We had a lie-in and didn't depart till 8:15, we made a short stop at Sherborne Wharf, had a look round the Chandlery and noted they were charging 30p/litre for diesel. We arrived at Bosley bottom lock at 12:40 and stopped for lunch. When we started up the flight, we discovered that the top gates are in two halves but there are no planks on the gates to cross the lock on. It was a windy day (again) so the gates kept blowing open or shut at the most inconvenient times. The flight took us one and a half hours. At the top we made a brief pause to take on water, have a cup of tea and let the ground crew get their breath back. While we were there a couple with a Sea Otter boat did a very neat 180 degree turn before going back down the flight rather gingerly. As the afternoon wore on the weather began to look quite threatening and the wind was now very strong and gusty. We at the Royal Oak swing bridge ( br 49) during rush hour and got sworn at for daring to hold up the traffic. We could see a storm coming our way over the hills as we approached Br 45 so we pulled in for dinner and waited out the rain. It's a bit exposed there and the wind and rain pounded on the cabin's sides.
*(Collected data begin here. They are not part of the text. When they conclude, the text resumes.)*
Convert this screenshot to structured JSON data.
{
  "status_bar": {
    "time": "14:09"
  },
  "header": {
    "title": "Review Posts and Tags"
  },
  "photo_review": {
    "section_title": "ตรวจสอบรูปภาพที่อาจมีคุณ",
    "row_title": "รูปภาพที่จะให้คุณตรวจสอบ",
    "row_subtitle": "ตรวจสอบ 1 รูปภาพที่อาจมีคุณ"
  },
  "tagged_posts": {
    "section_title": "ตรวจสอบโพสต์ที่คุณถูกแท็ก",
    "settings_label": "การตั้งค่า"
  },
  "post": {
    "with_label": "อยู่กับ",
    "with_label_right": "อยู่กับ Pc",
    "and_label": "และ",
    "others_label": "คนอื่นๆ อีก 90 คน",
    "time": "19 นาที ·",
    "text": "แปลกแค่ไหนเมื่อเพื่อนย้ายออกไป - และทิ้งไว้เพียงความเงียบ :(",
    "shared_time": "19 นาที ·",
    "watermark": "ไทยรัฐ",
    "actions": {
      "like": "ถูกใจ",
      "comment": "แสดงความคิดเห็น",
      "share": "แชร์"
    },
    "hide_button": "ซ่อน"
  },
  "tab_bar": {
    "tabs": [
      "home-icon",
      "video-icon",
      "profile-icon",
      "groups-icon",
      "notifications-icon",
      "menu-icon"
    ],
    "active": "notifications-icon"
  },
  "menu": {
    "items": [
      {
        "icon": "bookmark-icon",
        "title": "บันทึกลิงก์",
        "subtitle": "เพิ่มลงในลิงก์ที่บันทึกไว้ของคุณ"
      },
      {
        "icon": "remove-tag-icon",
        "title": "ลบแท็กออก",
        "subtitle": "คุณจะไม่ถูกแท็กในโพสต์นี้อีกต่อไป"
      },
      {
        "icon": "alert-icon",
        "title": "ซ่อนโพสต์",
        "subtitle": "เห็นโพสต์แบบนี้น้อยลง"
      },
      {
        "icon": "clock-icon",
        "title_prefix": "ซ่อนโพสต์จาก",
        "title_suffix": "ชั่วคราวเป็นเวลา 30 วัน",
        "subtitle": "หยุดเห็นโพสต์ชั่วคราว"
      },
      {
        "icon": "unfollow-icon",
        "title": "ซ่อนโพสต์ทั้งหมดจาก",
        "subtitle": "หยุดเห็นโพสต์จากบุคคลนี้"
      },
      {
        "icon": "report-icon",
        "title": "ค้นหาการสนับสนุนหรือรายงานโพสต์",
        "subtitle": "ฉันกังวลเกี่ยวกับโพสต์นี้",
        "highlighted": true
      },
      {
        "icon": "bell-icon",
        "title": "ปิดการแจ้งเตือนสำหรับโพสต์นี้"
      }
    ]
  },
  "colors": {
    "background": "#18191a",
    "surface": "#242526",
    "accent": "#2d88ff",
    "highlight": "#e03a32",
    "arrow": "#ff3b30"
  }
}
We were also the only boat there and we were beside a rather disreputable looking industrial estate. Later on the wind died and it dried up for a very pleasant evening so we decided to go the extra 1/2 mile or so and found a much nicer mooring just south if Br 43.

Saturday 15th June
Macclesfield to Marple Junction 10 1/2 miles, 0 locks, 3 1/2 hours

We had a late start as we were meeting Tim & Kate at the Macclesfield Canal Centre just a mile or so away and they would be arriving late morning. The folks there kindly allowed Tim to park his car in exchange for a bottle of wine, fair deal I thought. We bought some bits in the chandlery and the lady there showed Christine some splicing techniques. After getting Tim & Kate aboard we moved over to the public mooring by bridge 37. Whilst this was OK for a daytime stop I wouldn't want it for overnight as its right by a pub garden and busy road.

Anderton boat liftTim took Jeremy and I in his car to take a look at the newly restored Anderton boat lift (left). It's quite an impressive structure from river level and there is a grand view of a chemical works from the top. Finding it by road is a challenge as it's only signposted for the last few yards. Tim had been there before which helped. We had timed our trip to coincide with one of England's world cup matches and the roads were deserted (so there is some point in football after all). British Waterways have put on a display in a marquee showing how the restoration was done. It was certainly a big project. There were quite a few boats about but we didn't see any in transit on the lift, we got there just as the trip boat was leaving. We hope to visit by water some day and take the trip down to the river Weaver.

We were soon back at the boat and heading north for Marple Junction where we would spend the night. The picture shows the top lock looking towards Whaley bridge. The Macclesfield canal enters from the right under the bridge through what looks like the remains of a stop or gauging lock.. The moorings were pretty full and we had to go quite a way along the Peak Forest canal before we found a spot. Despite it being a recognised visitor mooring we couldn't get the boat to the bank because of underwater obstructions. We set off for the Ring O' Bells pub only to find it packed and to be told there was no chance of a meal. We had a drink in the garden to consider our options but as we were leaving we were offered a table. The meal was fine but it was very late by the time we got out of there.